EDIT: to add needle size, its a 1.5 or 4H for the older gun and a sort of gold colour.


----------



## deema (29 Jun 2017)

Brilliant
Thanks Mike


----------



## RobinBHM (29 Jun 2017)

Try doing some sprayouts on something flat and its best if the the surface is vertical

Ive found that a faced hardboard or melamine faced chipboard is great, the smooth surface allows you to see the quality of the wet coating.

A cheap practice set up is a roll of lining paper held so that you can wind a new section into view a bit like pulling down a roller blind.

as a starting set up, a 1.4 to 1.6 size tip should give you a decent finish for a clear interior lacquer.

if you get the tip size and lacquer viscocity right, that should get you close to a good fan pattern. 

If the gun tip and airway is clean, then it should be possible to achieve a nice even fan pattern with the gun held 8" away from the surface.

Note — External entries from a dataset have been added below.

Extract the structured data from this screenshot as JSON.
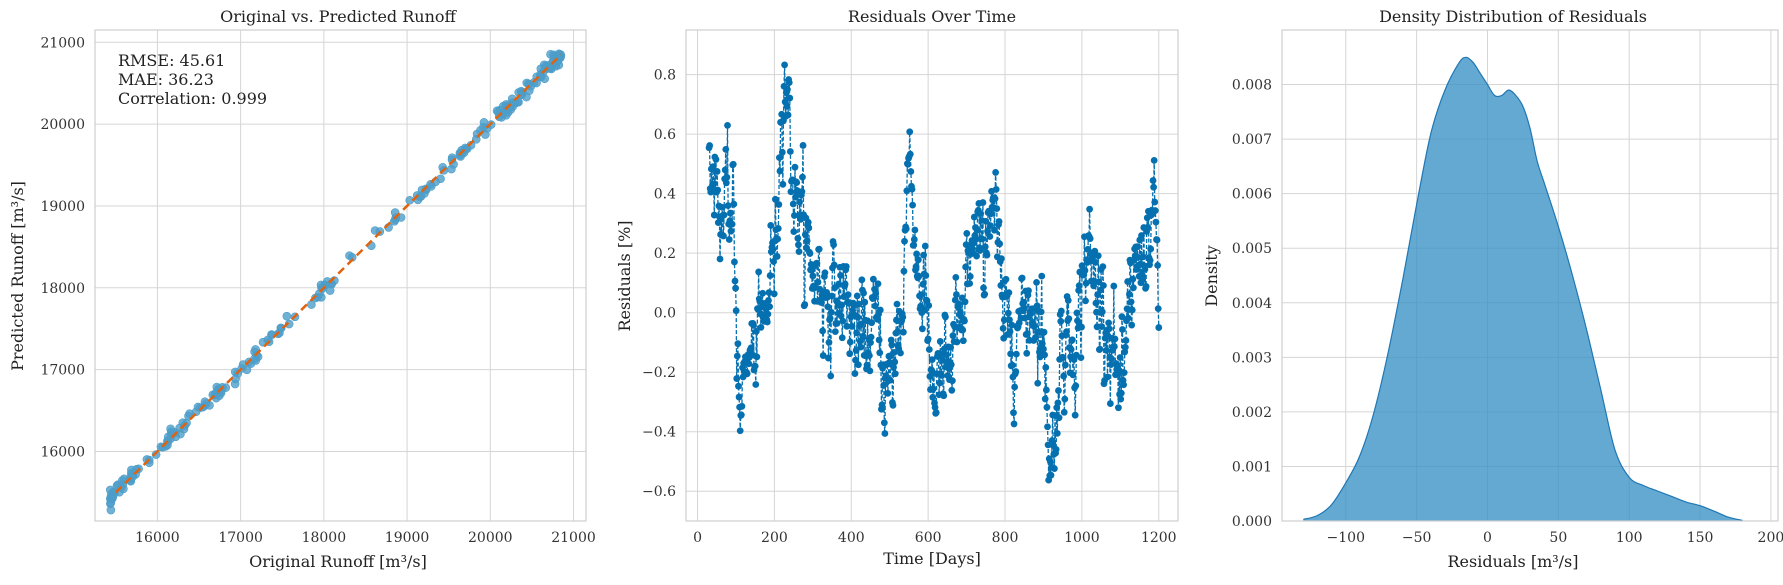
{
  "colors": {
    "scatter": "#4c9dc9",
    "identity_line": "#e0630f",
    "residual_line": "#0570b0",
    "kde_fill": "#3891c4",
    "kde_edge": "#1f77b4",
    "grid": "#d5d5d5",
    "spine": "#cfcfcf"
  },
  "chart_data": [
    {
      "type": "scatter",
      "title": "Original vs. Predicted Runoff",
      "xlabel": "Original Runoff [m³/s]",
      "ylabel": "Predicted Runoff [m³/s]",
      "xlim": [
        15250,
        21150
      ],
      "ylim": [
        15150,
        21150
      ],
      "xticks": [
        16000,
        17000,
        18000,
        19000,
        20000,
        21000
      ],
      "yticks": [
        16000,
        17000,
        18000,
        19000,
        20000,
        21000
      ],
      "grid": true,
      "annotations": [
        "RMSE: 45.61",
        "MAE: 36.23",
        "Correlation: 0.999"
      ],
      "identity_line": {
        "from": [
          15500,
          15500
        ],
        "to": [
          20850,
          20850
        ]
      },
      "points_summary": {
        "n": 240,
        "x_range": [
          15430,
          20850
        ],
        "noise_sd": 45
      }
    },
    {
      "type": "line",
      "title": "Residuals Over Time",
      "xlabel": "Time [Days]",
      "ylabel": "Residuals [%]",
      "xlim": [
        -30,
        1250
      ],
      "ylim": [
        -0.7,
        0.95
      ],
      "xticks": [
        0,
        200,
        400,
        600,
        800,
        1000,
        1200
      ],
      "yticks": [
        -0.6,
        -0.4,
        -0.2,
        0.0,
        0.2,
        0.4,
        0.6,
        0.8
      ],
      "grid": true,
      "x_range": [
        30,
        1200
      ],
      "anchors": [
        [
          30,
          0.55
        ],
        [
          60,
          0.35
        ],
        [
          90,
          0.32
        ],
        [
          110,
          -0.25
        ],
        [
          140,
          -0.15
        ],
        [
          170,
          -0.05
        ],
        [
          200,
          0.2
        ],
        [
          225,
          0.8
        ],
        [
          260,
          0.35
        ],
        [
          300,
          0.15
        ],
        [
          340,
          0.05
        ],
        [
          380,
          0.05
        ],
        [
          420,
          -0.1
        ],
        [
          460,
          -0.05
        ],
        [
          500,
          -0.25
        ],
        [
          530,
          0.0
        ],
        [
          550,
          0.5
        ],
        [
          580,
          0.1
        ],
        [
          620,
          -0.25
        ],
        [
          650,
          -0.2
        ],
        [
          680,
          -0.1
        ],
        [
          710,
          0.2
        ],
        [
          740,
          0.2
        ],
        [
          765,
          0.4
        ],
        [
          800,
          -0.05
        ],
        [
          830,
          -0.05
        ],
        [
          870,
          0.05
        ],
        [
          900,
          -0.1
        ],
        [
          920,
          -0.5
        ],
        [
          950,
          -0.1
        ],
        [
          990,
          -0.05
        ],
        [
          1010,
          0.2
        ],
        [
          1050,
          0.05
        ],
        [
          1080,
          -0.1
        ],
        [
          1100,
          -0.3
        ],
        [
          1140,
          0.15
        ],
        [
          1170,
          0.25
        ],
        [
          1190,
          0.3
        ],
        [
          1200,
          0.05
        ]
      ]
    },
    {
      "type": "area",
      "title": "Density Distribution of Residuals",
      "xlabel": "Residuals [m³/s]",
      "ylabel": "Density",
      "xlim": [
        -145,
        205
      ],
      "ylim": [
        0,
        0.009
      ],
      "xticks": [
        -100,
        -50,
        0,
        50,
        100,
        150,
        200
      ],
      "yticks": [
        0.0,
        0.001,
        0.002,
        0.003,
        0.004,
        0.005,
        0.006,
        0.007,
        0.008
      ],
      "grid": true,
      "x": [
        -130,
        -120,
        -110,
        -100,
        -90,
        -80,
        -70,
        -60,
        -50,
        -40,
        -30,
        -20,
        -15,
        -10,
        -5,
        0,
        5,
        10,
        15,
        20,
        25,
        30,
        35,
        40,
        50,
        60,
        70,
        80,
        90,
        100,
        110,
        120,
        130,
        140,
        150,
        160,
        170,
        180
      ],
      "values": [
        3e-05,
        0.0001,
        0.0003,
        0.0007,
        0.0012,
        0.002,
        0.0031,
        0.0044,
        0.0058,
        0.0071,
        0.0079,
        0.0084,
        0.0085,
        0.0084,
        0.0082,
        0.008,
        0.0078,
        0.0078,
        0.0079,
        0.0078,
        0.0076,
        0.0072,
        0.0066,
        0.0062,
        0.0054,
        0.0045,
        0.0035,
        0.0024,
        0.0013,
        0.0008,
        0.00065,
        0.00055,
        0.00045,
        0.00035,
        0.00028,
        0.00018,
        7e-05,
        1e-05
      ]
    }
  ]
}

Approach spraying methodically, ideally keep notes of your set up. use measuring cups and if you thin the paint do it be measuring, not just another 'dollop'

I would suggest as a novice to set up and practice spraying in the following order:

1. set the gun up, mix some paint maybe with 5% thinners, try some sprayouts just triggering the gun without moving it, so you can test to see if you get a nice even pattern 

2. if you get a nice pattern, then try just spraying a horizontal stripe, keeping gun at 8" and moving steadily sideways.

See what the coating looks like, it should be an even wet coating. If its a dry mist, heavy orange peel or starting to run, adjust your settings or thin the paint as required.

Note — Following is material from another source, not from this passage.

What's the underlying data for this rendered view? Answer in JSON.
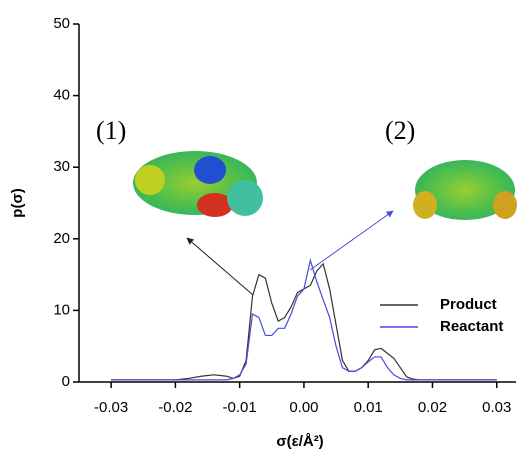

Once you get something close to a good coating, keep an eye on it as it flashes off and see how it looks once dry -if its rough, orange peel etc adjust as required.

Im sure it wont be long before you can achieve a finish like a professional, the Fuji is certainly capable of achieving a great finish.

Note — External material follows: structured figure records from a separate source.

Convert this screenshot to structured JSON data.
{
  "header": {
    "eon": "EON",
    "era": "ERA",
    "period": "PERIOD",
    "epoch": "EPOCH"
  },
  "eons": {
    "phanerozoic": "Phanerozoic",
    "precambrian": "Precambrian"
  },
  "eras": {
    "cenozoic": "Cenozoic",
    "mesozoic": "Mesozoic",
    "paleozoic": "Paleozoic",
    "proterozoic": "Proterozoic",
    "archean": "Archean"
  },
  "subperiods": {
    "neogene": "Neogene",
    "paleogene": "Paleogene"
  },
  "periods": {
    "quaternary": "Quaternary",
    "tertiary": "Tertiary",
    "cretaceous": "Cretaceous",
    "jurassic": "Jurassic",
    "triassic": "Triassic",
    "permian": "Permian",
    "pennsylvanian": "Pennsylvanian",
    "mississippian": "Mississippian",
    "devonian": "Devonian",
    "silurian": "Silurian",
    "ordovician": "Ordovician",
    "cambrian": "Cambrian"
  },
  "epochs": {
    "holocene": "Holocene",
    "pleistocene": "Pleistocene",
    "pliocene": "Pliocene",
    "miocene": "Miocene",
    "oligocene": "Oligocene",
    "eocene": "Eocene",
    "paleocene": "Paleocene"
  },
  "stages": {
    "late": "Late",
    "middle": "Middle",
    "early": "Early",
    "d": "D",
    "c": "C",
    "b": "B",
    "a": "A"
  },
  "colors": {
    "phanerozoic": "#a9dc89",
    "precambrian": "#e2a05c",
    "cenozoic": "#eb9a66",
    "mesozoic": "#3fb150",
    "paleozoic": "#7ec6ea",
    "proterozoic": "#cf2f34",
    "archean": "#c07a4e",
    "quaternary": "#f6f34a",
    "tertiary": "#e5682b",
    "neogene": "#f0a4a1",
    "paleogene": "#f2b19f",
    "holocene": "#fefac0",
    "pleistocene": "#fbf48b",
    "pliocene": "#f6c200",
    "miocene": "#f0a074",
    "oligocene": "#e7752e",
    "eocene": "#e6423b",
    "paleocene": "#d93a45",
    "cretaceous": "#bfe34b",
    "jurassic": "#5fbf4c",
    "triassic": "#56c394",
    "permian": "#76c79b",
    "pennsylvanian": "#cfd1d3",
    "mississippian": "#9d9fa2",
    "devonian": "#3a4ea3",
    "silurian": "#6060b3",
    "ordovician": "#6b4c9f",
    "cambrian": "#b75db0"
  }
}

spraying can be a bit frustrating I must admit, its messy but high precision at the same time, with lots of variables.


----------



## MikeJhn (29 Jun 2017)

deema

Your welcome, Its a bit experimental with the settings of the gun, but if I can be of any further help let me know and I will try to help.

Just a thought, what gun do you have is it an XPT or XT or T7?

Mike


----------



## MikeJhn (2 Jul 2017)

deema

Spayed some more wardrobe doors today:







The Morrells Primer/Lacquer was three years old, but still managed to spray the Primer un-thinned, but the Lacquer had to be thinned by 20% to get a decent finish, still with the 1.5 needle, the air cap level with the nozzle and the paint control open six quarter turns, air valve on the hose open fully.

Mike

Forgot to mention the solids in the primer had settled to the bottom of the can, so it needed a really good stir, for good measure I gave the lacquer a good stir as well.


----------



## deema (2 Jul 2017)

Hi Mike

Thanks for the info, really appreciate it. I have a 1.5 needle, and will give up a go. I'm using gun wash to clean up the gun afterwards, and for me it seems rather more effort than uTube would suggest. I seem to need to take the entire gun apart every time to get it clean. Spraying through gun wash doesn't seem to clean it properly. Am I doing something wrong or just being too pedantic about cleanliness?


----------



## MikeJhn (3 Jul 2017)

You can't be to pedantic about internal gun cleanliness, I use second grade Thinners to whatever I am spraying to clean out the gun, if I am spraying on consecutive days, I don't clean it out, just close off the air valves so air can't get to the paint/pot, when eventually cleaning up, after spraying thinners through (into a waste sack) until its clear, I take out the needle and nozzle and lube them, clean the outside and then put the gun away until the next time.

Have to add cleaning the gun etc is the worst part of spraying, I tend to save up all that I want to spray so I have as much as I can in one hit, because I am spraying fairly large items there is an overnight waiting time before you can turn them over, therefore its days before I need to clean the gun.

And don't forget to filter the paint and thinners, filter into a measuring pot and then filter into the spray pot.

Mike


----------